Day #3: Wuhan On Display – And Peeking Under the Hood Of The Chinese Educational System (Monday, 3/7)


STEVE WILMARTH TOURING MOJO AROUND THE SCHOOL.

Champlain Mojo spent our Monday touring Wuhan’s best educational institutions, with our morning visiting HuaZhong Normal University and our afternoon touring at Central Chinese Normal University. After we visited Steve’s classroom of 50 students and played an intercultural “getting to know you” scavenger hunt, we stepped into the role of “honored guests in display” at the school’s daily flag raising ceremony in front of 4,000 students in the courtyard, complete with CRP national anthem and CRP flag-raising.

The school is impressive. The quad alone felt big enough to house our entire Champlain College academic quad – a reminder that few cultures do size and scale and pageantry as impressively as the Chinese. Steve had instructed me to prepare a short speech, and I enlisted the help of the Mojo’ers – we planned to introduce ourselves with a bit of Chinese and then introduce ourselves and our majors – “Ni Hao, Wuhan, Wo Jiao NAME and I am studying XXXX at Champlain College.” Due to a snafu on their end, however, we were not invited to speak.

Dodged that bullet.

As we walked around the school with Steve, I kept reminding myself that this was one of the best high schools in all of China, akin to our elite private academies in the States.
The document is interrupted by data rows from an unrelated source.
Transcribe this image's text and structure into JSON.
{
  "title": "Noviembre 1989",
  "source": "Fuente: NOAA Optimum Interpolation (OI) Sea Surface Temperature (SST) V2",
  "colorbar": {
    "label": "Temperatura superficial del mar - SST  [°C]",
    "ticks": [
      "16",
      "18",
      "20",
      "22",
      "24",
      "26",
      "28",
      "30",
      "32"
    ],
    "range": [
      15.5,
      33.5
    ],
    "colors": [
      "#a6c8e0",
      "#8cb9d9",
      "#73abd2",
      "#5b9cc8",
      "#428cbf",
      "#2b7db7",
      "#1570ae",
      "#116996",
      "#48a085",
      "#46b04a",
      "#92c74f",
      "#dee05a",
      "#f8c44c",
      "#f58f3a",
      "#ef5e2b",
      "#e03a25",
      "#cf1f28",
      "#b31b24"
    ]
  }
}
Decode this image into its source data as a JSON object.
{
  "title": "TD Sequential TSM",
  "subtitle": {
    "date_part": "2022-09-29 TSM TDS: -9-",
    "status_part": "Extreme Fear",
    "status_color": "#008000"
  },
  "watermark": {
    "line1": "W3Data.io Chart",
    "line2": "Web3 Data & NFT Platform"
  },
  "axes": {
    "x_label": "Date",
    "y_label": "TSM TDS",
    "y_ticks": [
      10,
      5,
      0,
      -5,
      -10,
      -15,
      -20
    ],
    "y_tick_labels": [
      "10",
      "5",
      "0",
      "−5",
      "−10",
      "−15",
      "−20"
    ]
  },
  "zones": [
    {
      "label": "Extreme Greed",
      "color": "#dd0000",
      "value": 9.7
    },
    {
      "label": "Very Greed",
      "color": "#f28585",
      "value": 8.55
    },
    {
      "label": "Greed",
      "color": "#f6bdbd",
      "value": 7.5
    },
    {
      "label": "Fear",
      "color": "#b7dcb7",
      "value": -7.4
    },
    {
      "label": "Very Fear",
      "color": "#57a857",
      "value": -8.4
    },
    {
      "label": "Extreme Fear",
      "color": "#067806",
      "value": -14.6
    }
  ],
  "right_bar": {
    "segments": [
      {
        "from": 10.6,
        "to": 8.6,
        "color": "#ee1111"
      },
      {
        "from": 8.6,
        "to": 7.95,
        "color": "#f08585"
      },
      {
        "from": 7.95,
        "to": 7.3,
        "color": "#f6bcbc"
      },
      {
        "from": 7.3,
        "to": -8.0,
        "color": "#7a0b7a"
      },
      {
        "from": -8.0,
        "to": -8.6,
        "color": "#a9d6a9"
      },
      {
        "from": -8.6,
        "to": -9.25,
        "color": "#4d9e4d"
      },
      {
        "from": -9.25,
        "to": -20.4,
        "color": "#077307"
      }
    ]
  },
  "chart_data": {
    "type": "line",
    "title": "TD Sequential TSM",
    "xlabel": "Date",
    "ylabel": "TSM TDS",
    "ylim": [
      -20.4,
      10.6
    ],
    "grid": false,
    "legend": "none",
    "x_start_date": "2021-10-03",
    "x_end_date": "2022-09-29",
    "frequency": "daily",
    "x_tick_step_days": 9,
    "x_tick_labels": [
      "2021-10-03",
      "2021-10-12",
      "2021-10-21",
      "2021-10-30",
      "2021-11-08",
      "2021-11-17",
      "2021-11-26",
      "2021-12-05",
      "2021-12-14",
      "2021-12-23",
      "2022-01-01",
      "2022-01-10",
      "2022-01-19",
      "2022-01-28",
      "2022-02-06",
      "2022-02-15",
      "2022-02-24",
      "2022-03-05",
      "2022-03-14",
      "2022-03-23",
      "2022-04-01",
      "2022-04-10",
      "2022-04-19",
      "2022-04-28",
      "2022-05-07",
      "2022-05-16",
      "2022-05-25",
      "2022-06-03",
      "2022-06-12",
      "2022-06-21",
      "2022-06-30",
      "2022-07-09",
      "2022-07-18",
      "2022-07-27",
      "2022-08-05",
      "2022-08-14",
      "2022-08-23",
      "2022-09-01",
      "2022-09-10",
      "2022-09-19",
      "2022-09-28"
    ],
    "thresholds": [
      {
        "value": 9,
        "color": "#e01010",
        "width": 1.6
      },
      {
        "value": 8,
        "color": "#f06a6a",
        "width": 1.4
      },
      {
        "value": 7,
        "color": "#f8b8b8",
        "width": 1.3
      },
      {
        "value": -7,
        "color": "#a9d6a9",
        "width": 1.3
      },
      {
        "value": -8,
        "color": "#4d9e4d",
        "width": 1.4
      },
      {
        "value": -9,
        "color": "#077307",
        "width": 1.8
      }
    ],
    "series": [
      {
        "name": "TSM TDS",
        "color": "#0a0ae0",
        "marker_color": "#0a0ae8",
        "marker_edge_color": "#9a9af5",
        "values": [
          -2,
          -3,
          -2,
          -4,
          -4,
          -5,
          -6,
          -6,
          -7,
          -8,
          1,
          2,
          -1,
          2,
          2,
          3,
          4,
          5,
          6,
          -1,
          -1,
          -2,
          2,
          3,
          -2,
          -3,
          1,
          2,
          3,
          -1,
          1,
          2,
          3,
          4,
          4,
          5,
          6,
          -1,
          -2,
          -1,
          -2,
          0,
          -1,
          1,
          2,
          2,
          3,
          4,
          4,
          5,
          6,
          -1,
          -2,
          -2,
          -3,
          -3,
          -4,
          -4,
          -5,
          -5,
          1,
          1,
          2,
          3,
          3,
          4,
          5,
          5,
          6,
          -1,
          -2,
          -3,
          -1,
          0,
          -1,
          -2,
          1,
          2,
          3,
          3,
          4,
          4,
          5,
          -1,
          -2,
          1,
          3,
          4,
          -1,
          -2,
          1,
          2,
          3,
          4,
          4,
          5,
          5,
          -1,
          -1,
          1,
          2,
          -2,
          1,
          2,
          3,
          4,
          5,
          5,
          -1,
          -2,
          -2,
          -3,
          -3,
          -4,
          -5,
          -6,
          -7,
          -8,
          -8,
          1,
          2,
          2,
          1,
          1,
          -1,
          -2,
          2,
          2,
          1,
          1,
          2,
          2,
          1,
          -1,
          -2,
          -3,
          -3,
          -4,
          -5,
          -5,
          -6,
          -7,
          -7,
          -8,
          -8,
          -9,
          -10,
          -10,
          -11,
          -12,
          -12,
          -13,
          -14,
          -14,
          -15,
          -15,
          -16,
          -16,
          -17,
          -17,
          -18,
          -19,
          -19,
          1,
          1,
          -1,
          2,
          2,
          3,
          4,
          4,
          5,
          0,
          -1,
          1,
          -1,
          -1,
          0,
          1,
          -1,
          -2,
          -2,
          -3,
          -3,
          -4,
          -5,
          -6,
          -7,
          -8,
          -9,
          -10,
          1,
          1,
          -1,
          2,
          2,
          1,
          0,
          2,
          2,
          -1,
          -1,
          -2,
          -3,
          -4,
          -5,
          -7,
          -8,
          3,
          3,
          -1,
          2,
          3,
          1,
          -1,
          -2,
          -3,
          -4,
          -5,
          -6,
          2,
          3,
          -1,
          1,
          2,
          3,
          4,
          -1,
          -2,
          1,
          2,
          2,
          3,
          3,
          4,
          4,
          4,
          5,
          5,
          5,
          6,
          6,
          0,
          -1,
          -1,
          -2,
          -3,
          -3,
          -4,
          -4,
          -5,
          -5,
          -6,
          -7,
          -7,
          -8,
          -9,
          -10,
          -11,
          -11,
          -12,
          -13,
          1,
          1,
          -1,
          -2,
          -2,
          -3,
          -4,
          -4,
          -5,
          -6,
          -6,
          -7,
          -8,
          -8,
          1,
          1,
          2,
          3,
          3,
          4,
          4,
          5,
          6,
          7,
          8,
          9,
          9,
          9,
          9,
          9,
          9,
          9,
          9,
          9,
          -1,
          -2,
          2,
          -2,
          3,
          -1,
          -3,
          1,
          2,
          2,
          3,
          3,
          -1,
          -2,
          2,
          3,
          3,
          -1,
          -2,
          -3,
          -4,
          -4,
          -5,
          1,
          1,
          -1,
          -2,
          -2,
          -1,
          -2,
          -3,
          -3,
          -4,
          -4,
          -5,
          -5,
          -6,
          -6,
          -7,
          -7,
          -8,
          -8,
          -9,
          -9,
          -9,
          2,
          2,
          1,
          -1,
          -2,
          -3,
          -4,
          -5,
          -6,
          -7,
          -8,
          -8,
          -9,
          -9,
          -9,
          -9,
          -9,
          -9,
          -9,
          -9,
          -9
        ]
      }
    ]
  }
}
Touting the school’s library largely devoid of books, we were joined by Becky, a CRP member who clearly was assigned to our group to listen in. Only 5% of the Chinese population actually belong to the CRP, but they exercise enormous control over what is said and done, even as China opens itself to the world, and watching Becky observe our group, I marveled at the thoroughness with which the CRP has penetrated every level of Chinese society.

Apparently the school’s students are not allowed to use the library – testament to the traditional “teacher-centered” pedagogy that dominates the Chinese educational system. Steve explained that the Chinese, the world’s best savers of money, pour much of their savings into two arenas: real estate and education. That explains the real estate boom in China right now, which makes the housing bubble in the US look like child’s play. Steve also shared with our group just how difficult it is to challenge the “repetition and recitation” teacher-oriented traditional Chinese pedagogical approach with a more student-centered “ask questions and do research” approach more common on US schools.

Some shots of our Champlain Mojo students working with our Chinese host students in the classroom.

















After lunch, we traveled across the city by bus, and, after a 30 minute wait at the Bank of China to exchange dollars for yuan (which an American cannot do without a Chinese citizen to co-sign), we toured Central Chinese Normal University, visiting some Chinese language classrooms where students from all over the world come to learn Mandarin, and then enjoyed dinner at the University’s hotel, before we returned to meet our host families for our second night of home stay in Wuhan.